About 20% to 30% of the thyroid rests will be grade III or IV and will be easily missed at primary surgery if the thyrothymic tract is not adequately exposed. A relatively small nodule of thyroid tissue in this location may continue to grow postoperatively and present with a retrosternal recurrence after presumed total thyroidectomy. Indeed, in our unit 12 patients have presented in such a manner and required further surgery. Consequently, because thyroid rests are common, we recommend routine examination of the thyrothymic fatty tissue adjacent to the inferior pole to ensure removal of all thyroid tissue when undertaking thyroidectomy. Nodular recurrence in a thyrothymic thyroid rest may present with a recurrent mass low in the neck or in the suprasternal notch ( Figure 9.6 ). Frequently it may present with a retrosternal recurrence that is not palpable on physical examination of the neck. Such lesions may be found incidentally on chest radiography or CT scan performed to assess unrelated symptoms. If large, they may present with local obstructive symptoms related to tracheal or esophageal compression. Cervical thyrothymic recurrence is readily managed by direct excision, although the inferior parathyroid glands will always be at risk. Additionally, the RLN needs to be carefully searched for, because it may be involved in scar tissue and lie more anteriorly than would normally be anticipated. Retrosternal recurrence after a previous cervical thyroidectomy presents a major surgical challenge. Although most retrosternal goiters can be safely delivered through a cervical approach, the dissection and scarring from the previous thyroidectomy significantly impede the ability to obtain safe access through the neck. Additionally, it is likely that further aberrant vascular supply will have developed after the removal of the cervical component, adding to the dangers of attempted cervical removal. Therefore in our experience, the majority of patients with retrosternal recurrence after a previous total thyroidectomy will likely require a planned mediastinal procedure for safe removal. Indeed, it is very likely that the reason the recurrence developed is that it was inaccessible or not obvious at the time of the initial cervical procedure. The majority of these anterior mediastinal recurrences can be readily mobilized through a manubriotomy or partial sternotomy. Larger and more posterior recurrences may require full sternotomy or thoracotomy.

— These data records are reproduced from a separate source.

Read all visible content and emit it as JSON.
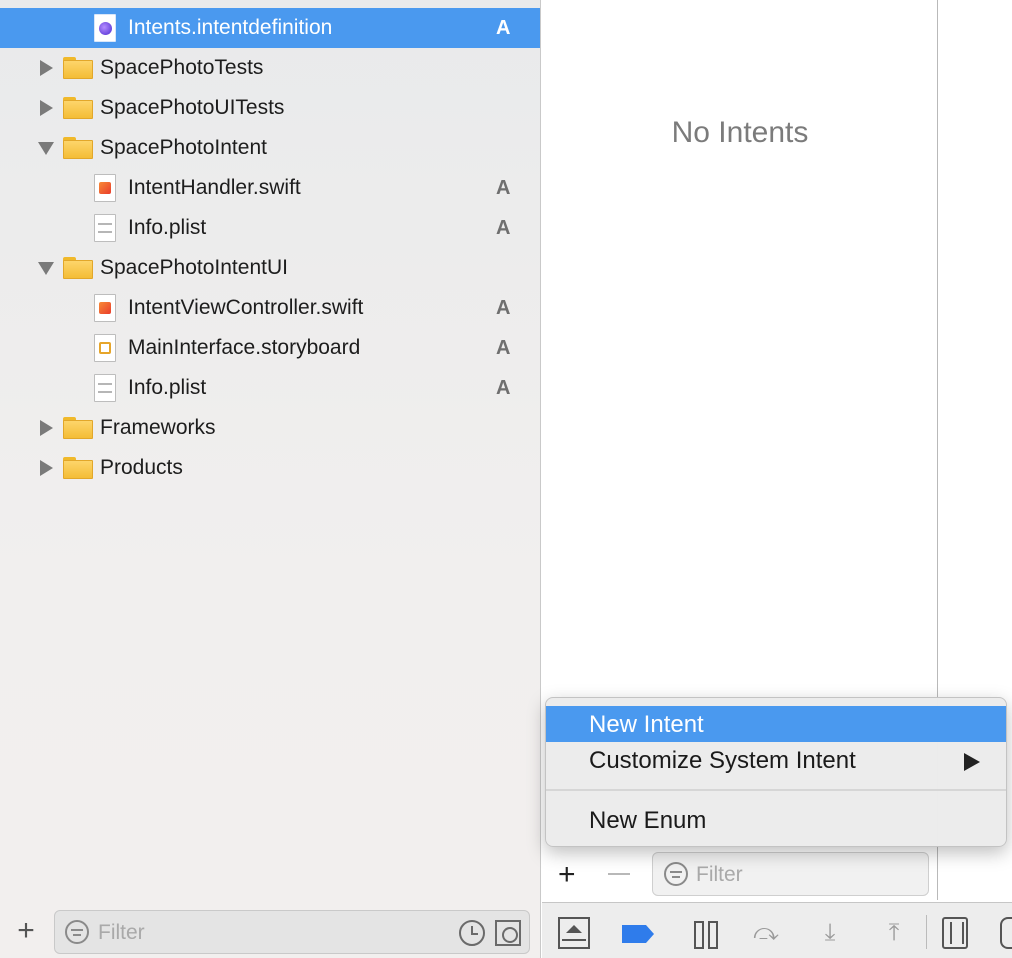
{
  "navigator": {
    "items": [
      {
        "label": "Intents.intentdefinition",
        "kind": "intents-file",
        "status": "A",
        "selected": true
      },
      {
        "label": "SpacePhotoTests",
        "kind": "folder",
        "expanded": false,
        "status": ""
      },
      {
        "label": "SpacePhotoUITests",
        "kind": "folder",
        "expanded": false,
        "status": ""
      },
      {
        "label": "SpacePhotoIntent",
        "kind": "folder",
        "expanded": true,
        "status": ""
      },
      {
        "label": "IntentHandler.swift",
        "kind": "swift-file",
        "status": "A"
      },
      {
        "label": "Info.plist",
        "kind": "plist-file",
        "status": "A"
      },
      {
        "label": "SpacePhotoIntentUI",
        "kind": "folder",
        "expanded": true,
        "status": ""
      },
      {
        "label": "IntentViewController.swift",
        "kind": "swift-file",
        "status": "A"
      },
      {
        "label": "MainInterface.storyboard",
        "kind": "storyboard-file",
        "status": "A"
      },
      {
        "label": "Info.plist",
        "kind": "plist-file",
        "status": "A"
      },
      {
        "label": "Frameworks",
        "kind": "folder",
        "expanded": false,
        "status": ""
      },
      {
        "label": "Products",
        "kind": "folder",
        "expanded": false,
        "status": ""
      }
    ],
    "add_icon": "plus-icon",
    "filter_placeholder": "Filter"
  },
  "editor": {
    "empty_label": "No Intents",
    "add_icon": "plus-icon",
    "remove_icon": "minus-icon",
    "filter_placeholder": "Filter"
  },
  "context_menu": {
    "items": [
      {
        "label": "New Intent",
        "highlighted": true
      },
      {
        "label": "Customize System Intent",
        "submenu": true
      },
      {
        "label": "New Enum"
      }
    ]
  },
  "debug_bar": {
    "icons": [
      "hide-debug-area-icon",
      "breakpoints-icon",
      "pause-icon",
      "step-over-icon",
      "step-into-icon",
      "step-out-icon",
      "view-hierarchy-icon",
      "simulate-location-icon"
    ]
  },
  "colors": {
    "selection": "#4a99ef",
    "breakpoint": "#2f7ceb"
  }
}
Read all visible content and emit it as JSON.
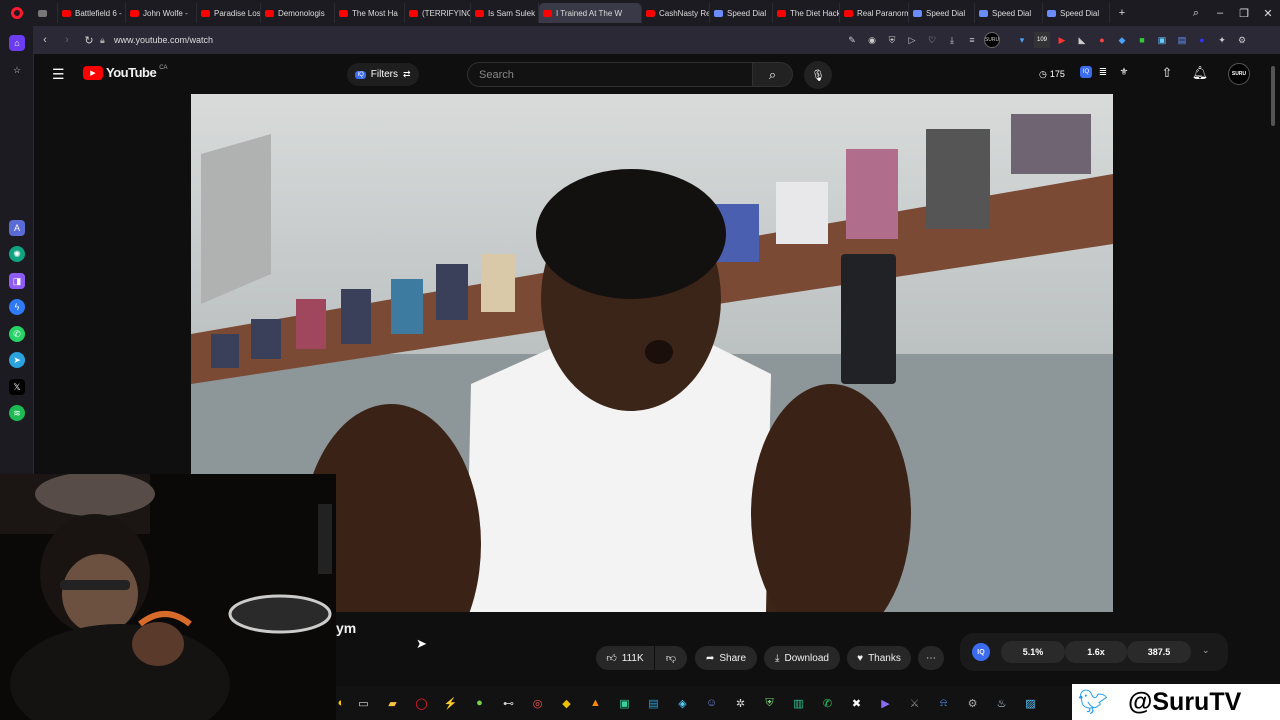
{
  "browser": {
    "tabs": [
      {
        "label": "Battlefield 6 -",
        "kind": "yt"
      },
      {
        "label": "John Wolfe -",
        "kind": "yt"
      },
      {
        "label": "Paradise Lost",
        "kind": "yt"
      },
      {
        "label": "Demonologis",
        "kind": "yt"
      },
      {
        "label": "The Most Ha",
        "kind": "yt"
      },
      {
        "label": "(TERRIFYING)",
        "kind": "yt"
      },
      {
        "label": "Is Sam Sulek",
        "kind": "yt"
      },
      {
        "label": "I Trained At The W",
        "kind": "yt",
        "active": true
      },
      {
        "label": "CashNasty Re",
        "kind": "yt"
      },
      {
        "label": "Speed Dial",
        "kind": "sd"
      },
      {
        "label": "The Diet Hack",
        "kind": "yt"
      },
      {
        "label": "Real Paranorm",
        "kind": "yt"
      },
      {
        "label": "Speed Dial",
        "kind": "sd"
      },
      {
        "label": "Speed Dial",
        "kind": "sd"
      },
      {
        "label": "Speed Dial",
        "kind": "sd"
      }
    ],
    "url": "www.youtube.com/watch",
    "ext_badge": "109"
  },
  "youtube": {
    "logo": "YouTube",
    "region": "CA",
    "filters_label": "Filters",
    "search_placeholder": "Search",
    "history_count": "175",
    "avatar": "SURU",
    "title_fragment": "ym",
    "likes": "111K",
    "share": "Share",
    "download": "Download",
    "thanks": "Thanks",
    "iq_label": "IQ",
    "stats": [
      "5.1%",
      "1.6x",
      "387.5"
    ]
  },
  "overlay": {
    "handle": "@SuruTV"
  },
  "colors": {
    "accent": "#ff0000",
    "twitter": "#1d9bf0",
    "opera": "#ff1b2d"
  }
}
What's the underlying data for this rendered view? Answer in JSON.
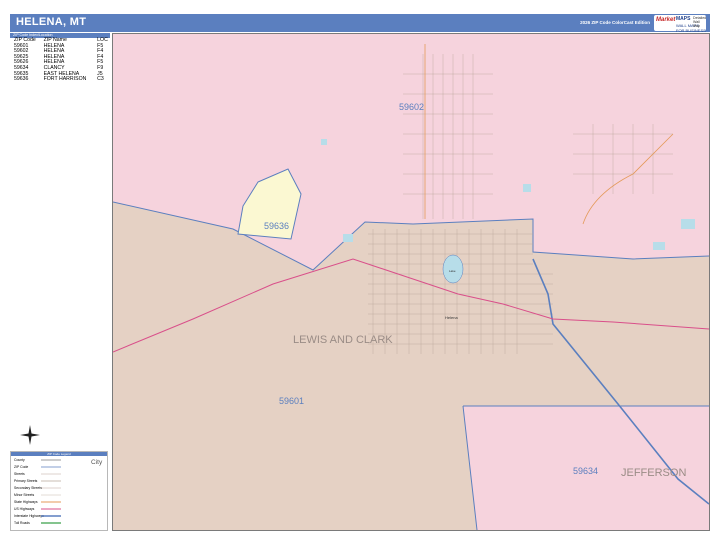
{
  "header": {
    "title": "HELENA, MT",
    "edition": "2026 ZIP Code ColorCast Edition",
    "logo_text": "Market",
    "logo_text2": "MAPS",
    "logo_tag": "WALL MAPS FOR BUSINESS",
    "logo_badge": "Detailed Wall Map"
  },
  "zip_table": {
    "bar_label": "ZIP Code Index/Location",
    "headers": [
      "ZIP Code",
      "ZIP Name",
      "LOC"
    ],
    "rows": [
      [
        "59601",
        "HELENA",
        "F5"
      ],
      [
        "59602",
        "HELENA",
        "F4"
      ],
      [
        "59625",
        "HELENA",
        "F4"
      ],
      [
        "59626",
        "HELENA",
        "F5"
      ],
      [
        "59634",
        "CLANCY",
        "F9"
      ],
      [
        "59635",
        "EAST HELENA",
        "J5"
      ],
      [
        "59636",
        "FORT HARRISON",
        "C3"
      ]
    ]
  },
  "map": {
    "colors": {
      "pink": "#f6d3dd",
      "tan": "#e5d1c4",
      "yellow": "#fbf8d2",
      "water": "#b7dde9",
      "zip_border": "#5b7fbf",
      "highway": "#5b7fbf",
      "us_highway": "#d94f8a",
      "arterial": "#e49a5a"
    },
    "labels": {
      "zip_59602": "59602",
      "zip_59636": "59636",
      "zip_59601": "59601",
      "zip_59634": "59634",
      "county_lewis_and_clark": "LEWIS AND CLARK",
      "county_jefferson": "JEFFERSON",
      "city_helena": "Helena",
      "lake": "Lake"
    }
  },
  "legend": {
    "bar_label": "ZIP Code Legend",
    "items": [
      "County",
      "ZIP Code",
      "Streets",
      "Primary Streets",
      "Secondary Streets",
      "Minor Streets",
      "State Highways",
      "US Highways",
      "Interstate Highways",
      "Toll Roads"
    ],
    "city_sample": "City"
  }
}
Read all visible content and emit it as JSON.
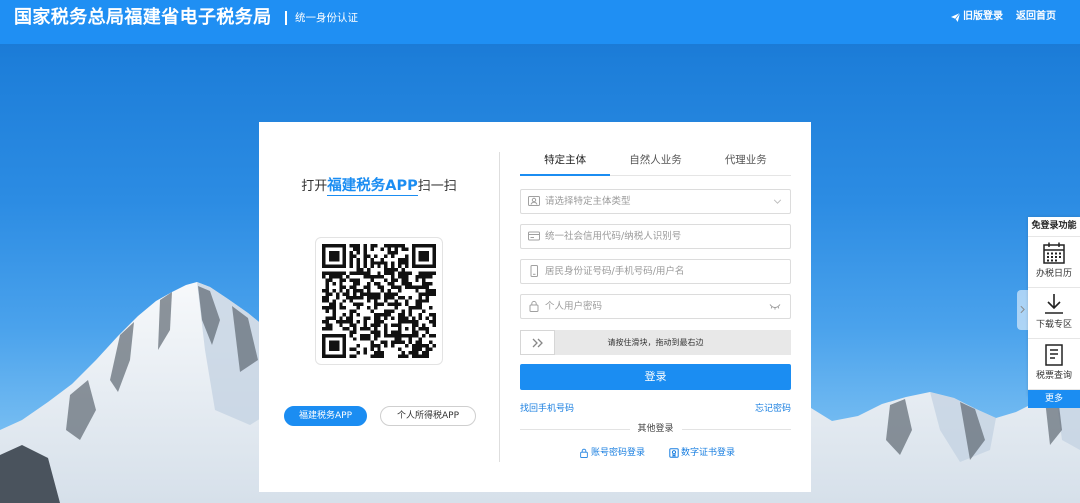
{
  "header": {
    "title": "国家税务总局福建省电子税务局",
    "subtitle": "统一身份认证",
    "old_login": "旧版登录",
    "home": "返回首页"
  },
  "qr_login": {
    "prompt_prefix": "打开",
    "prompt_app": "福建税务APP",
    "prompt_suffix": "扫一扫",
    "app_buttons": [
      {
        "label": "福建税务APP",
        "active": true
      },
      {
        "label": "个人所得税APP",
        "active": false
      }
    ]
  },
  "tabs": [
    {
      "label": "特定主体",
      "active": true
    },
    {
      "label": "自然人业务",
      "active": false
    },
    {
      "label": "代理业务",
      "active": false
    }
  ],
  "form": {
    "entity_type": {
      "placeholder": "请选择特定主体类型",
      "icon": "user-card-icon"
    },
    "credit_code": {
      "placeholder": "统一社会信用代码/纳税人识别号",
      "value": "",
      "icon": "id-card-icon"
    },
    "account": {
      "placeholder": "居民身份证号码/手机号码/用户名",
      "value": "",
      "icon": "phone-icon"
    },
    "password": {
      "placeholder": "个人用户密码",
      "value": "",
      "icon": "lock-icon"
    },
    "slider_text": "请按住滑块，拖动到最右边",
    "slider_progress": 0,
    "submit_label": "登录",
    "recover_phone": "找回手机号码",
    "forgot_password": "忘记密码"
  },
  "other_login": {
    "title": "其他登录",
    "options": [
      {
        "label": "账号密码登录",
        "icon": "lock-icon"
      },
      {
        "label": "数字证书登录",
        "icon": "certificate-icon"
      }
    ]
  },
  "side_panel": {
    "title": "免登录功能",
    "items": [
      {
        "label": "办税日历",
        "icon": "calendar-icon"
      },
      {
        "label": "下载专区",
        "icon": "download-icon"
      },
      {
        "label": "税票查询",
        "icon": "document-icon"
      }
    ],
    "more": "更多"
  },
  "colors": {
    "header": "#1f8ff3",
    "primary": "#1b8df2",
    "link": "#1a7fe0",
    "text": "#333333",
    "placeholder": "#9a9a9a"
  }
}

Fig 9.6, Recurrence in the posterior element of the tubercle of Zuckerkandl, which may lie behind the esophagus or between trachea and esophagus.

The tubercle of Zuckerkandl is a posterior extension of the thyroid, which may give rise to persistent or recurrent disease. The tubercle of Zuckerkandl was first described by Zuckerkandl in 1902 as the “processus posterior glandulae thyroidea.” This is a common anatomic feature of the thyroid that is apparent in more than 50% of thyroidectomies and is more obvious on the right side. Its significance lies in the fact that enlargement and nodular change in the tubercle may be primarily retroesophageal and not observed at initial surgery. As a result, the posterior component may be inadvertently retained at initial thyroidectomy, leading to posterior persistence or recurrence (see Figure 9.6 ).

In rare circumstances, a failure in the normal descent of the thyroid can result in the development of an accessory or ectopic thyroid gland. Accessory thyroid glands were initially described in 1965 and can be categorized into three groups depending on their location: cranial, caudal, or lateral. A normal thyroid gland may be present or absent. The cranial glands usually lie inferior to the hyoid bone on the thyrohyoid membrane or the thyroid cartilage. They may rarely be found as a lingual thyroid or in an intralingual position. Caudal accessory glands are located between the lower border of the thyroid and the aortic arch. Lateral glands arise from a failure of the lateral anlage of the thyroid to fuse with its median counterpart during embryologic development and lie in the lateral compartment of the neck in any of the anatomic levels I to V. One such position includes submandibular localization adjacent to the submandibular salivary gland. In practice, these rare accessory glands are an uncommon cause of recurrent goiter, and we do not routinely look for them during primary procedures.